Evil more frightening when ordinary

By Leonard Pitts

“Smiling faces show no traces of the evil that lurks within.”
— from a song by the Undisputed Truth

Did you search for murder in Dennis Rader’s eyes?

I certainly did. He looked disheveled and disgruntled, as anyone might in his or her mug shot. But did you see anything else? An unsettling gleam like the one in Charles Manson’s eyes? The remote coldness that lurks in Theodore Kaczynski’s? Did you see murder in Rader’s eyes?

It’s a judgment call, of course, but I didn’t. He looked like Joe Blow’s cousin, a fat, balding white guy of late middle age, the kind of person you’d pass a million times on the street without registering that he was there.

Hence, the shock that came when police in Wichita, Kan., announced on Feb. 26 that he is BTK — the initials stand for Bind, Torture, Kill — architect of a murder spree that has claimed 10 lives and terrorized Kansans since 1974.

Rader, we are told, was the very epitome of ordinary. He was a 59-year-old Boy Scout leader, a married father, council president of the Lutheran Church he has attended for more than 25 years and a compliance inspector for suburban Park City, where he was in charge of, among other things, animal control.

And yet, if police are correct, it was all a fraud, his suburban respectability a mask for a killer who hid in plain sight, taunting authorities as he did his bloody work.

It’s a profile that, I think, brings us face to face with what the writer Hannah Arendt meant when she subtitled her treatise on the Holocaust “a report on the banality of evil.” Point being that we tend to think of evil as something outside ourselves, something other than human. We regard it as an exotic, terribly obvious thing that announces itself with devil’s horns and malicious leers, something you see coming a mile away.

But evil is more ordinary than that.

Think of all the perpetrators of the Holocaust whose names were not Hitler, Himmler or Eichmann — ordinary shopkeepers, farmers and housewives who simply averted their eyes, chanted the slogans, allowed themselves to be swept up in fervor and in doing so went along with the extermination of a people.
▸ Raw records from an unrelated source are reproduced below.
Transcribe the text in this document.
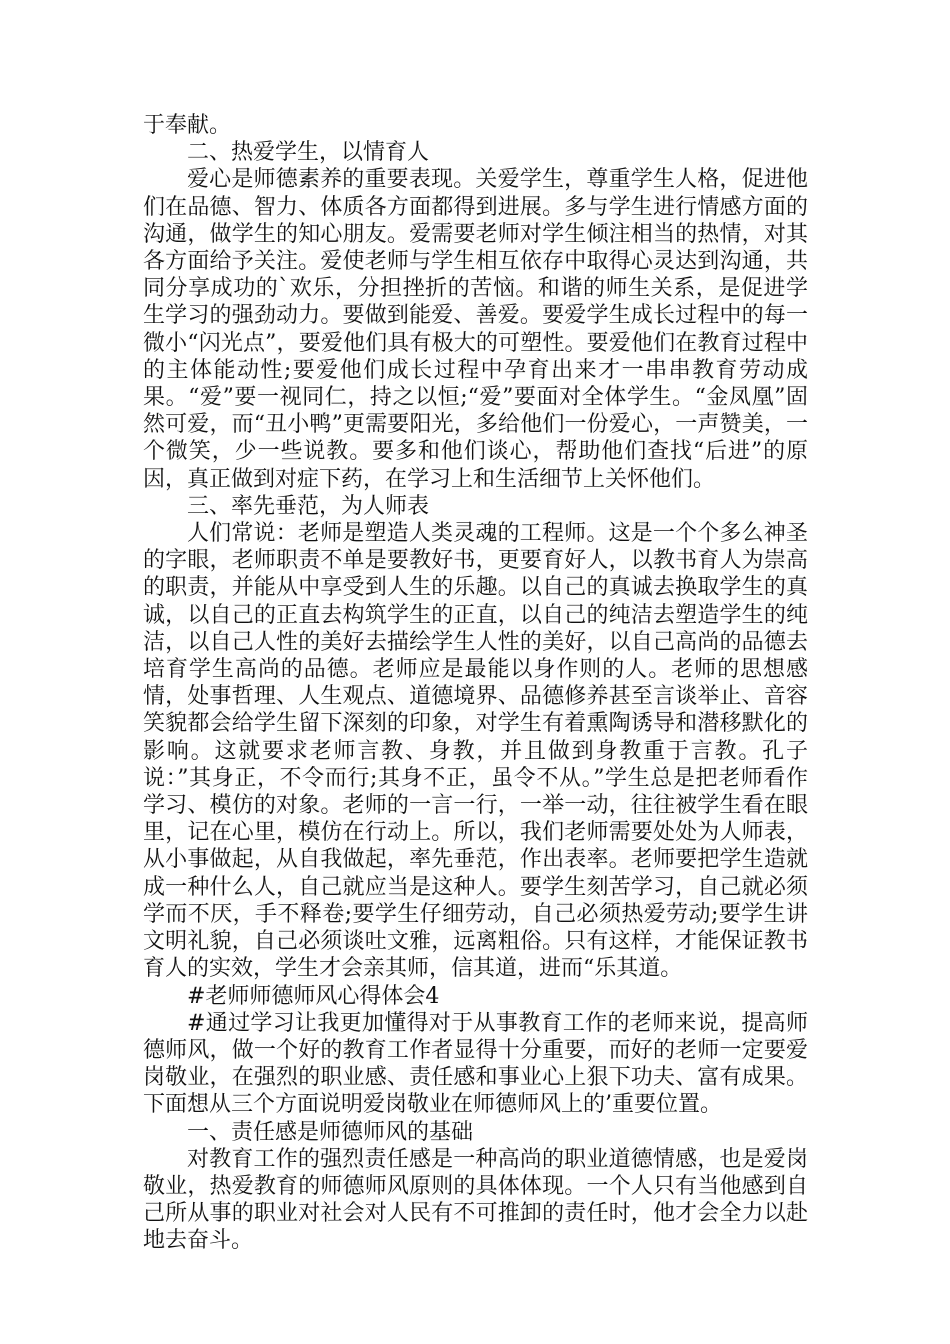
于奉献。

二、热爱学生，以情育人

爱心是师德素养的重要表现。关爱学生，尊重学生人格，促进他们在品德、智力、体质各方面都得到进展。多与学生进行情感方面的沟通，做学生的知心朋友。爱需要老师对学生倾注相当的热情，对其各方面给予关注。爱使老师与学生相互依存中取得心灵达到沟通，共同分享成功的`欢乐，分担挫折的苦恼。和谐的师生关系，是促进学生学习的强劲动力。要做到能爱、善爱。要爱学生成长过程中的每一微小“闪光点”，要爱他们具有极大的可塑性。要爱他们在教育过程中的主体能动性;要爱他们成长过程中孕育出来才一串串教育劳动成果。“爱”要一视同仁，持之以恒;“爱”要面对全体学生。“金凤凰”固然可爱，而“丑小鸭”更需要阳光，多给他们一份爱心，一声赞美，一个微笑，少一些说教。要多和他们谈心，帮助他们查找“后进”的原因，真正做到对症下药，在学习上和生活细节上关怀他们。

三、率先垂范，为人师表

人们常说：老师是塑造人类灵魂的工程师。这是一个个多么神圣的字眼，老师职责不单是要教好书，更要育好人，以教书育人为崇高的职责，并能从中享受到人生的乐趣。以自己的真诚去换取学生的真诚，以自己的正直去构筑学生的正直，以自己的纯洁去塑造学生的纯洁，以自己人性的美好去描绘学生人性的美好，以自己高尚的品德去培育学生高尚的品德。老师应是最能以身作则的人。老师的思想感情，处事哲理、人生观点、道德境界、品德修养甚至言谈举止、音容笑貌都会给学生留下深刻的印象，对学生有着熏陶诱导和潜移默化的影响。这就要求老师言教、身教，并且做到身教重于言教。孔子说：”其身正，不令而行;其身不正，虽令不从。”学生总是把老师看作学习、模仿的对象。老师的一言一行，一举一动，往往被学生看在眼里，记在心里，模仿在行动上。所以，我们老师需要处处为人师表，从小事做起，从自我做起，率先垂范，作出表率。老师要把学生造就成一种什么人，自己就应当是这种人。要学生刻苦学习，自己就必须学而不厌，手不释卷;要学生仔细劳动，自己必须热爱劳动;要学生讲文明礼貌，自己必须谈吐文雅，远离粗俗。只有这样，才能保证教书育人的实效，学生才会亲其师，信其道，进而“乐其道。

#老师师德师风心得体会4

#通过学习让我更加懂得对于从事教育工作的老师来说，提高师德师风，做一个好的教育工作者显得十分重要，而好的老师一定要爱岗敬业，在强烈的职业感、责任感和事业心上狠下功夫、富有成果。下面想从三个方面说明爱岗敬业在师德师风上的’重要位置。

一、责任感是师德师风的基础

对教育工作的强烈责任感是一种高尚的职业道德情感，也是爱岗敬业，热爱教育的师德师风原则的具体体现。一个人只有当他感到自己所从事的职业对社会对人民有不可推卸的责任时，他才会全力以赴地去奋斗。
Think of the famous experiment Stanley Milgram conducted in 1963. He told his subjects they were administering electrical shocks to an unseen victim whose “sufferings” — screams and grunts — could be heard on an intercom. Milgram found that most people would keep shocking the unseen person, even administering what they were told were dangerous levels of voltage, if instructed to do so by an individual in authority.

Think of Damien Stiffler. He was a 3-year-old in Blythe, Calif. Police say that one day in 2000, his sister and a cousin, ages 6 and 5, got it in their heads to kill him. One of them, they decided, would sit on his legs, while the other would hold a pillow over his face. A willful murder, carried out by children of kindergarten age.

Finally, think of Abu Ghraib, the notorious prison in Iraq where ordinary American soldiers became torturers and brutalizers and no one thought to say no. Or even remembered that this was wrong.

When we look into Dennis Rader’s eyes for murder, then, I think what we’re really looking for is reassurance, something that says he is different from us somehow, fundamentally foreign in some way to our ordinary lives. The alternative is unsettling, suggesting as it does that humanity is a skin we slip out of all too easily and civilization a conceit in which one would be wise not to repose too much faith.

That alternative requires you to wonder what is the difference between him and us, where is the turning point, the dividing line, the border a human being must cross in order to become a monster. You look for answers in Dennis Rader’s eyes and all you see is Joe Blow staring back at you.

And you realize: It would be frightening if you saw murder there. But it’s even more frightening that you don’t.